7 tips for healthy screen time - for children and adults
Notice your kids squinting? Are they rubbing their eyes more often than usual? School time during the COVID-19 pandemic has meant increased screen time for kids from kindergarten through high school, and neck and eye strain are possible consequences.
While virtual school and hybrid classroom models have allowed most Cape Cod students to keep learning during the COVID-19 pandemic, it also has created some concerns the American Academy of Pediatrics (AAP) said doctors typically see in adults. This includes eye strain and back strain, according to a new statement from the AAP.
Traditionally, pediatricians recommended only an hour or less of screen time each day for children ages 3 to 10, and two hours or less for children ages 11 to 18. Those were the pre-pandemic good-old days. Now, even a welcome FaceTime visit with grandma can easily surpass those recommendations. Add to that eight-hour school days plus online video chats with friends and we have more youth rubbing their tired, strained eyes than ever before.
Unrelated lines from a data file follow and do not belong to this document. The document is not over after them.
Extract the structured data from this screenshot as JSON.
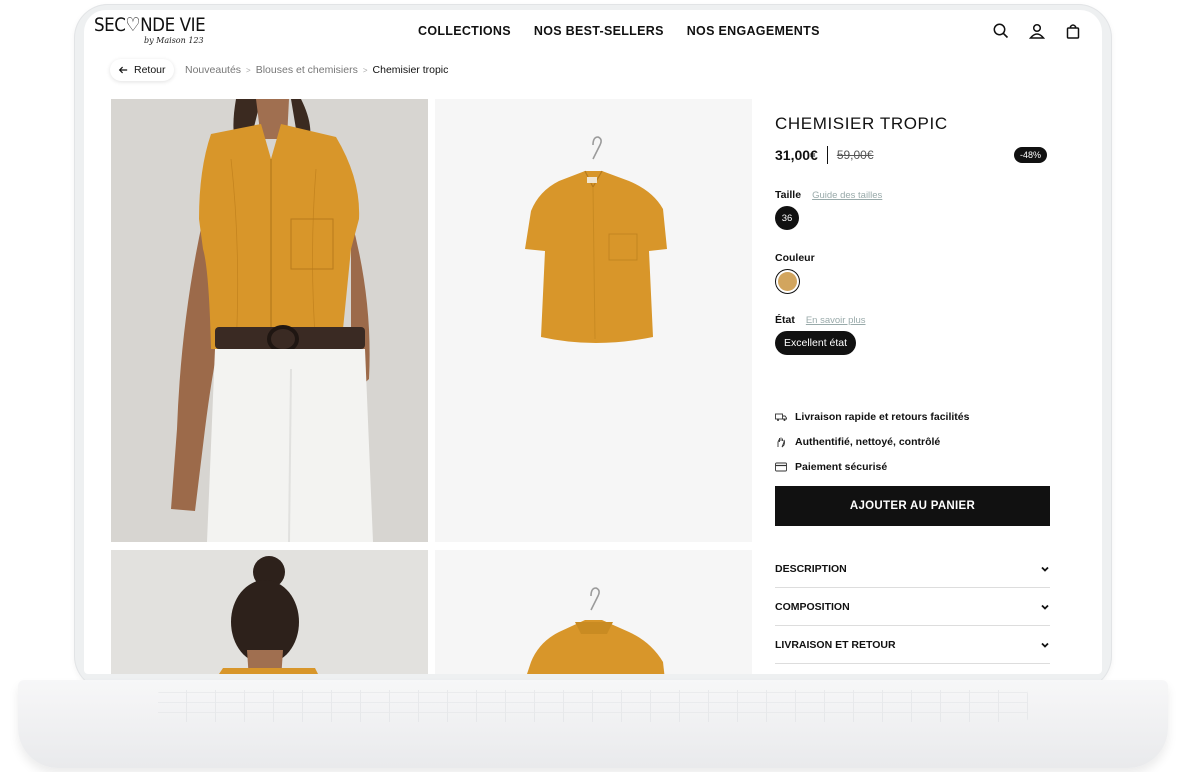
{
  "brand": {
    "logo_text": "SEC♡NDE VIE",
    "logo_sub": "by Maison 123",
    "colors": {
      "primary": "#111111",
      "shirt": "#d89a2b",
      "swatch": "#d2a55e"
    }
  },
  "nav": {
    "items": [
      "COLLECTIONS",
      "NOS BEST-SELLERS",
      "NOS ENGAGEMENTS"
    ],
    "icons": [
      "search-icon",
      "user-icon",
      "bag-icon"
    ]
  },
  "breadcrumb": {
    "back_label": "Retour",
    "items": [
      "Nouveautés",
      "Blouses et chemisiers",
      "Chemisier tropic"
    ]
  },
  "product": {
    "title": "CHEMISIER TROPIC",
    "price_current": "31,00€",
    "price_old": "59,00€",
    "discount": "-48%",
    "size_label": "Taille",
    "size_guide": "Guide des tailles",
    "size_value": "36",
    "color_label": "Couleur",
    "state_label": "État",
    "state_more": "En savoir plus",
    "state_value": "Excellent état",
    "features": [
      {
        "icon": "truck-icon",
        "text": "Livraison rapide et retours facilités"
      },
      {
        "icon": "hand-icon",
        "text": "Authentifié, nettoyé, contrôlé"
      },
      {
        "icon": "card-icon",
        "text": "Paiement sécurisé"
      }
    ],
    "cart_button": "AJOUTER AU PANIER",
    "accordions": [
      "DESCRIPTION",
      "COMPOSITION",
      "LIVRAISON ET RETOUR"
    ]
  }
}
Even as we begin leaving lockdown and get back to school, it’s a safe assumption that our dependence on screen time has forever changed. Given that most children and teens were surpassing the AAP’s screen-time recommendations before COVID-19, it’s likely that everyone needs to get serious about healthy ways to use computer screens.
“I tell parents to try to get kids off screens as much as humanly possible when school is out,” said Lori Zito, MD of Bass River Pediatrics in South Yarmouth. “They should try to do more traditional things—play with blocks, Legos, color, play board games, put on their coats and go outside. Technostress is a huge source of anxiety for kids, so make it a priority to balance screen time.
“Creative, non-structured play is important for the developing brain.”
When you have to use computers, remember that eye and back strain can go together. Dr. Zito explained that the combination of eye and head position can give you a tension headache. Looking up or down too long puts strain on your neck. Your head should be straight to avoid neck strain, she said.
Dr. Zito noted that we need to do a good job managing the sudden increase in learning, socializing and playing online for our children.
What to Do
Dr. Zito recommends the AAP’s tips to help prevent eye and back strain.
- The 20-20-20 rule. After 20 minutes at the computer, look at something 20 feet away for 20 seconds. Dr. Zito said some people find that placing a favorite photo on a wall 20 feet from their workstations helps give them a good thing to focus on.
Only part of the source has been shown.